It’s been a big month for Tim Hortons. Not only did news break that Burger King would be buying the chain and moving its headquarters to Canada, but also Tim Hortons released it’s first new coffee blend in 50 years.
While news of the beloved Canadian chain’s purchase caused a huge buzz amongst investors (Tim Hortons shares increased by 8.5% to $81.05) and contributed to a record setting day for the S&P 500, news of the new blend probably cause more of a stir amongst its loyal customers who, until now, had only one choice of coffee blend at the chain.
To announce the new dark roast, Tim Hortons relied on one of the most popular and effective creative approaches in branded video: the stunt.
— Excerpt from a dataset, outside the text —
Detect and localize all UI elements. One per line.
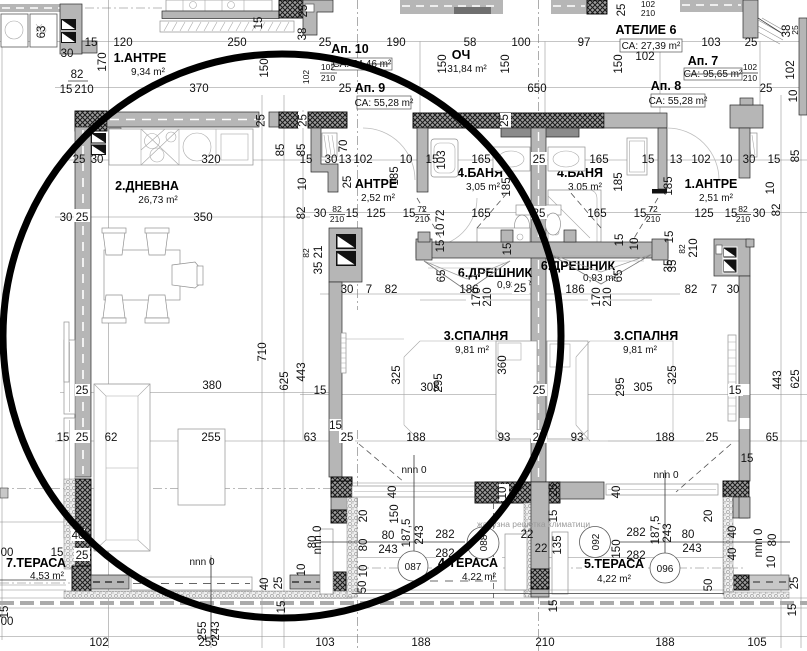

The main piece of creative in the campaign, a two-minute video, begins with an outside shot of a Tim Hortons store being “dark-washed.” The entire exterior of the store – including the windows, a bench, as well as the bikes and car parked outside – are painted black. It speaks to how much people love the chain’s coffee that customers still approach the store to get their daily cup of joe, albeit cautiously.
Upon entering, these customers discover that the interior is also painted pitch black, leaving them to grope their way towards the counter. While some look like they’re bracing themselves for a scare, they are rewarded instead with a sip of hot coffee. The customers are then asked to give descriptions of the coffee. They describe it as “rich,” “intense,” and “smooth.” When the lights come on, they reveal that what these customers have been drinking is the new dark roast.
The combination of the stunt, a new product, the likable customers, and the well-established love for the brand have all contributed to the True Reach® of more than 2.4 million views and 32,000 social interactions that the campaign has garnered in the last two weeks.
While some may think that stunt-vertising like this is a bit played out, the truth is that it is still one of the most effective ways to gain traction around a video. In 2013, for example, 339 campaigns employed stunts or events, the fourth most of any creative approach (after humor, celebrities, and product demos). These campaigns resulted in 1 billion views, an average of more than 3.1 million views per campaign.
The question is, what about a stunt makes it so effective in branded video. Stunts, simply put, are newsworthy. The surprise associated with a stunt gets people talking and when people talk, they will share with their friends. All of this contributes to increased viewership and earned media.